Two months after reports first surfaced about a senior Apple designer quietly exiting the company for an unnamed AI venture, the mystery has now been cleared up. According to a new report from Bloomberg, the designer in question has joined a newly formed artificial intelligence startup called Hark.
The designer is Abidur Chowdhury, an industrial design lead best known for introducing the iPhone Air at Apple’s September product event. His departure raised eyebrows at the time, particularly because it coincided with growing competition between consumer hardware companies and emerging AI-first firms. Until now, however, the destination of his next role remained undisclosed.
Bloomberg reports that Chowdhury has left Apple to join Hark, a little-known AI startup that was founded only weeks ago. The company is led by Brett Adcock, who is also the CEO of Figure AI. Adcock is said to be personally funding the new venture, rather than raising money from traditional investors.
Details about Hark remain scarce, but a memo previously seen by The Information sheds some light on its early ambitions. The document indicates that Hark was launched with $100 million in funding from Adcock’s own capital. The company describes its mission as building “human-centric” AI systems that can think proactively, improve themselves recursively, and show a deep level of care for people. While such language is broad, it suggests a focus on general-purpose or assistive AI rather than narrow enterprise tools.

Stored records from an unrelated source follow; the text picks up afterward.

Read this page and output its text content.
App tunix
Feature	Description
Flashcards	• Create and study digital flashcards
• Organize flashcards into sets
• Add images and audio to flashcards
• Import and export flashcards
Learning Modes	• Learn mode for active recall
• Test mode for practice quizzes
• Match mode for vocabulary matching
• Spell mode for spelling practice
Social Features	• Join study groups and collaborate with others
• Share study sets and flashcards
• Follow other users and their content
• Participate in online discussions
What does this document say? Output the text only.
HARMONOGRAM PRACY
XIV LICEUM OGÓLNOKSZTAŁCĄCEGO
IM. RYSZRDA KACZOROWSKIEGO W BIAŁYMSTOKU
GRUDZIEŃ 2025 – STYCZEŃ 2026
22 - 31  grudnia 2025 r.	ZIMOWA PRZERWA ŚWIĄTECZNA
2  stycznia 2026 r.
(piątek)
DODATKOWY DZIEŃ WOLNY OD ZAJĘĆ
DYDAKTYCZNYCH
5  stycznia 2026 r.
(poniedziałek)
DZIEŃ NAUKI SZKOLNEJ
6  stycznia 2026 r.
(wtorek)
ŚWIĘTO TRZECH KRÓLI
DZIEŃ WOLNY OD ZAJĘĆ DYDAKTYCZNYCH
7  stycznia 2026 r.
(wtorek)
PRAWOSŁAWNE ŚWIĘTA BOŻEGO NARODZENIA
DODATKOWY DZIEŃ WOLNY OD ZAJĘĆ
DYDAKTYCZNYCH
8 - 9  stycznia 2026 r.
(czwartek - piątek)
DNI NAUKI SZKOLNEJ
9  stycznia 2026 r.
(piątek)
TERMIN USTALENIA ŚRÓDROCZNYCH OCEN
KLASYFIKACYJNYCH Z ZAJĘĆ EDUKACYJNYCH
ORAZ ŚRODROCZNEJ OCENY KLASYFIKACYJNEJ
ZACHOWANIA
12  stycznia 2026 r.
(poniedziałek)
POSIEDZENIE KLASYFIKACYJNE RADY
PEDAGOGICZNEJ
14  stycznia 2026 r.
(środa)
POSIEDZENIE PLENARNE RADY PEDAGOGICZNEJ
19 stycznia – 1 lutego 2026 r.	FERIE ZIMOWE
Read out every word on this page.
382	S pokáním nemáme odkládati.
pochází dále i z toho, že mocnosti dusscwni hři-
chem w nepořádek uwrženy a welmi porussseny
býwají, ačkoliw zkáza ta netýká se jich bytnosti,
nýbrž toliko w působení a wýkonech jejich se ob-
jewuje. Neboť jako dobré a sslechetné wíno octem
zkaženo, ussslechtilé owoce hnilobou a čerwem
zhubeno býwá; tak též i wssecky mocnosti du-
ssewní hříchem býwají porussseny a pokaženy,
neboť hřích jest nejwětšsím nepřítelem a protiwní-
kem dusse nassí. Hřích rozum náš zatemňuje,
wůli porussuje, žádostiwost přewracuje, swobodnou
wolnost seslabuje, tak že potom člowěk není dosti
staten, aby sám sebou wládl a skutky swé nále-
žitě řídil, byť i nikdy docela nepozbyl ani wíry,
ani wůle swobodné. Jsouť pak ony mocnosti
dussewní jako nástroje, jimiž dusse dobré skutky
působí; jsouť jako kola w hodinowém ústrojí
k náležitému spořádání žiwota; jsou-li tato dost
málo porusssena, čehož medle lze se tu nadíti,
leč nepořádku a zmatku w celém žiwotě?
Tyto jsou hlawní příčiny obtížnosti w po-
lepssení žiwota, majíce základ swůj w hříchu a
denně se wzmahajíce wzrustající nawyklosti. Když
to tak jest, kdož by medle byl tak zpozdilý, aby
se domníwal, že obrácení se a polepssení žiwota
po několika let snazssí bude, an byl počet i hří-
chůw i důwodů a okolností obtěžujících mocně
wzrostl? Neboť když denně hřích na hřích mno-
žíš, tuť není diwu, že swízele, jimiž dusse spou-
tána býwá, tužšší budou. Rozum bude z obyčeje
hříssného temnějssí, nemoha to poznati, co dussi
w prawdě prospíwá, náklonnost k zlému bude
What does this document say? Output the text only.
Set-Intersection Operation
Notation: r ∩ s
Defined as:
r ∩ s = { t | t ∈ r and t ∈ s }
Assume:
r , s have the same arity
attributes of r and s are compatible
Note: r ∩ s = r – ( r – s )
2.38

The memo also revealed that Hark recently brought its first cluster of graphics processing units online, marking the start of serious technical development. However, the size and capability of that compute cluster remain unknown. Despite launching Hark, Adcock is expected to continue serving as CEO of Figure AI, effectively running both companies in parallel.
Bloomberg’s report adds that Hark has already been aggressively hiring talent from across the tech industry. To date, the startup has reportedly recruited around 30 engineers from companies such as Google, Meta, and Amazon. The company is said to be aiming for a headcount of 100 engineers by the first half of the year, a rapid expansion for a firm that only recently came into existence.
Chowdhury’s move is particularly notable because it highlights how AI startups are no longer just poaching researchers and engineers, but also high-profile designers with experience shaping mass-market products. His background at Apple suggests that Hark may eventually place a strong emphasis on user-facing experiences, even if its initial work remains behind the scenes.
For now, Hark remains firmly in stealth mode. There is no public product, no website outlining its technology, and no clear timeline for what it plans to release. Still, the combination of significant personal funding, aggressive hiring, and senior talent from Apple and other tech giants indicates that this is a project being taken seriously. As competition in the AI space intensifies, Hark is emerging as yet another signal that the battle for top talent is only accelerating.